How free is a young American woman to pursue her wildest, dearest dreams?
Ideally, the answer would be, as free as she wants, if she's willing to work hard — go for it, girl.
In reality, dream-chasing requires grit and stubbornness, patience and persistence. And for a woman, it may require something more — self-defense.
Blair Braverman, who grew up in a California suburb and followed her dreams of a home in the freezing, glittering northern world to Arctic Norway and Alaska, had to learn early on how to be tough to stay on her chosen path.
And we're not talking about the hazards of blizzards, collapsing ice caves, wild carnivores, isolation and exhaustion. We're talking about men.
No matter how astute and/or easygoing she may be, a young woman learning to navigate in the world often learns the hard way that some men — just a few, but it only takes a few, and sometimes they're the ones she's closest to — will never respect her or consider her an equal. And a few among them will not leave her alone.

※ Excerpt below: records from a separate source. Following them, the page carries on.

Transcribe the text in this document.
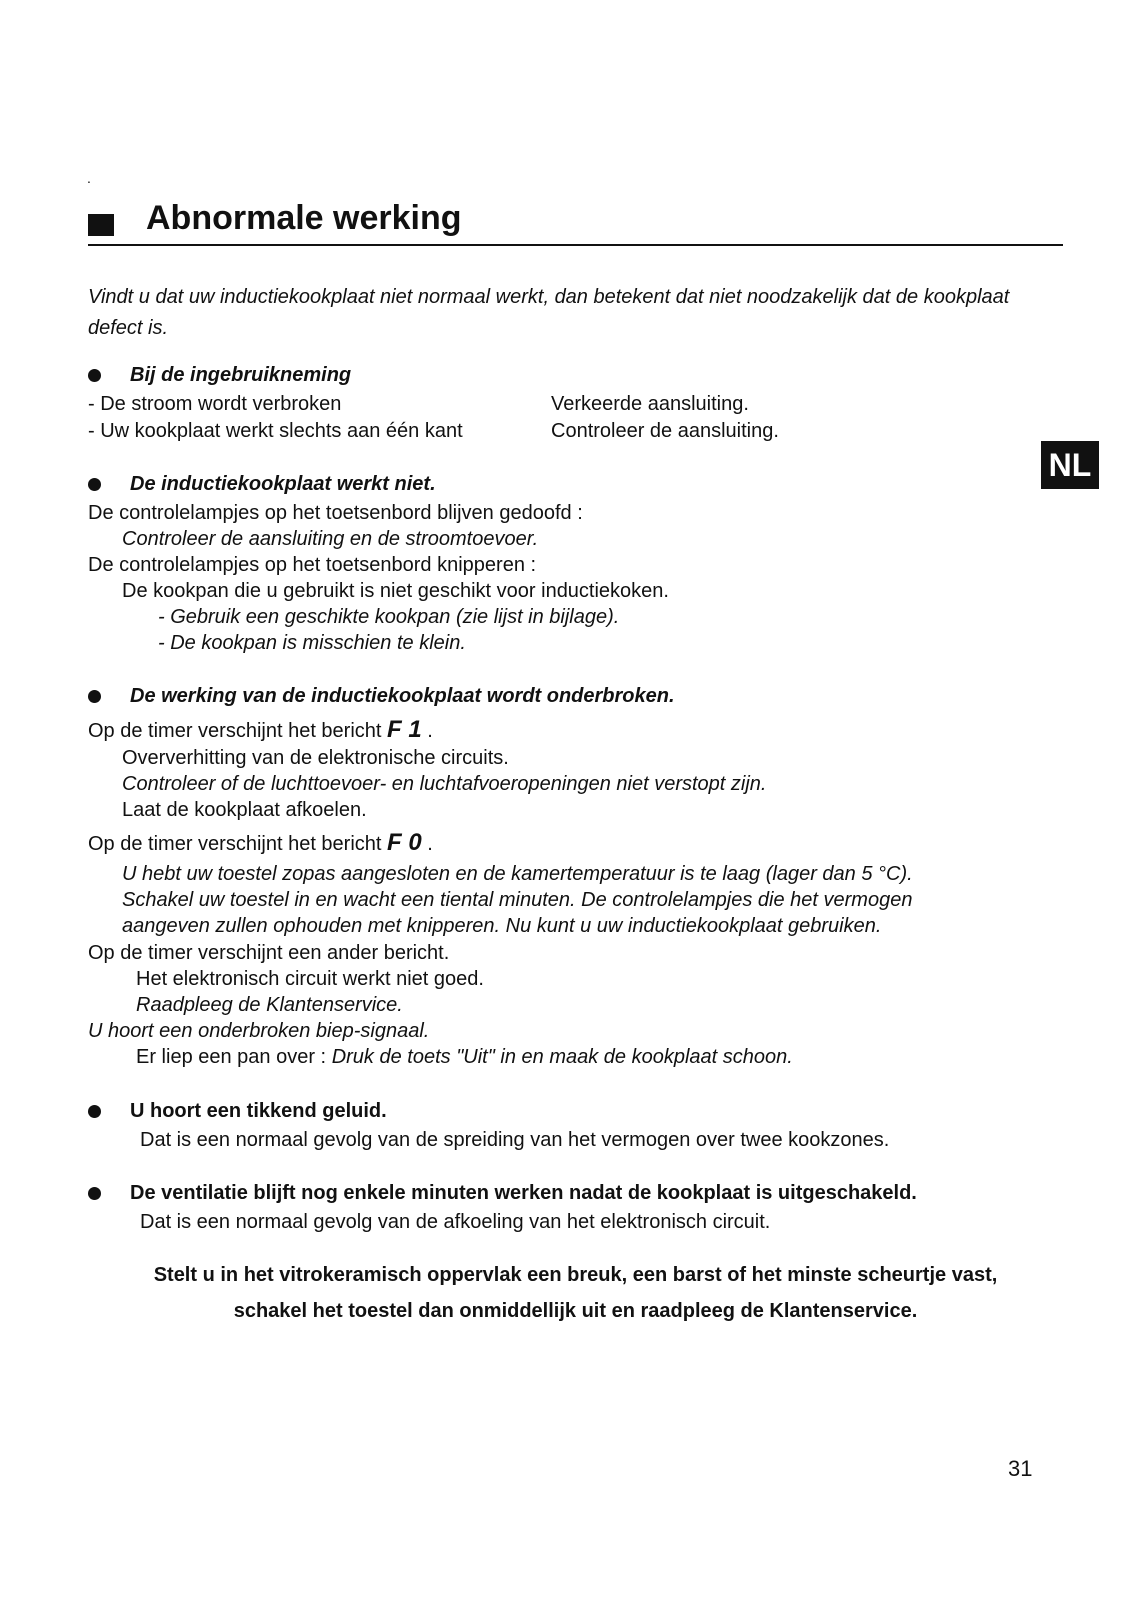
.
Abnormale werking
Vindt u dat uw inductiekookplaat niet normaal werkt, dan betekent dat niet noodzakelijk dat de kookplaat defect is.
NL
Bij de ingebruikneming
- De stroom wordt verbroken	Verkeerde aansluiting.
- Uw kookplaat werkt slechts aan één kant	Controleer de aansluiting.
De inductiekookplaat werkt niet.
De controlelampjes op het toetsenbord blijven gedoofd :
Controleer de aansluiting en de stroomtoevoer.
De controlelampjes op het toetsenbord knipperen :
De kookpan die u gebruikt is niet geschikt voor inductiekoken.
- Gebruik een geschikte kookpan (zie lijst in bijlage).
- De kookpan is misschien te klein.
De werking van de inductiekookplaat wordt onderbroken.
Op de timer verschijnt het bericht F 1 .
Oververhitting van de elektronische circuits.
Controleer of de luchttoevoer- en luchtafvoeropeningen niet verstopt zijn.
Laat de kookplaat afkoelen.
Op de timer verschijnt het bericht F 0 .
U hebt uw toestel zopas aangesloten en de kamertemperatuur is te laag (lager dan 5 °C).
Schakel uw toestel in en wacht een tiental minuten. De controlelampjes die het vermogen
aangeven zullen ophouden met knipperen. Nu kunt u uw inductiekookplaat gebruiken.
Op de timer verschijnt een ander bericht.
Het elektronisch circuit werkt niet goed.
Raadpleeg de Klantenservice.
U hoort een onderbroken biep-signaal.
Er liep een pan over : Druk de toets "Uit" in en maak de kookplaat schoon.
U hoort een tikkend geluid.
Dat is een normaal gevolg van de spreiding van het vermogen over twee kookzones.
De ventilatie blijft nog enkele minuten werken nadat de kookplaat is uitgeschakeld.
Dat is een normaal gevolg van de afkoeling van het elektronisch circuit.
Stelt u in het vitrokeramisch oppervlak een breuk, een barst of het minste scheurtje vast,
schakel het toestel dan onmiddellijk uit en raadpleeg de Klantenservice.
31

Braverman's memoir acknowledges the damage that such encounters can do to an adventurous young woman, but also the lessons learned along the way.
Its title, "Welcome to the Goddamn Ice Cube," with its sarcastic profanity, and subtitle, "Chasing Fear and Finding Home in the Great White North," with its earnest talkiness, are the only unfortunate things about her nuanced, witty, wise, eccentric story.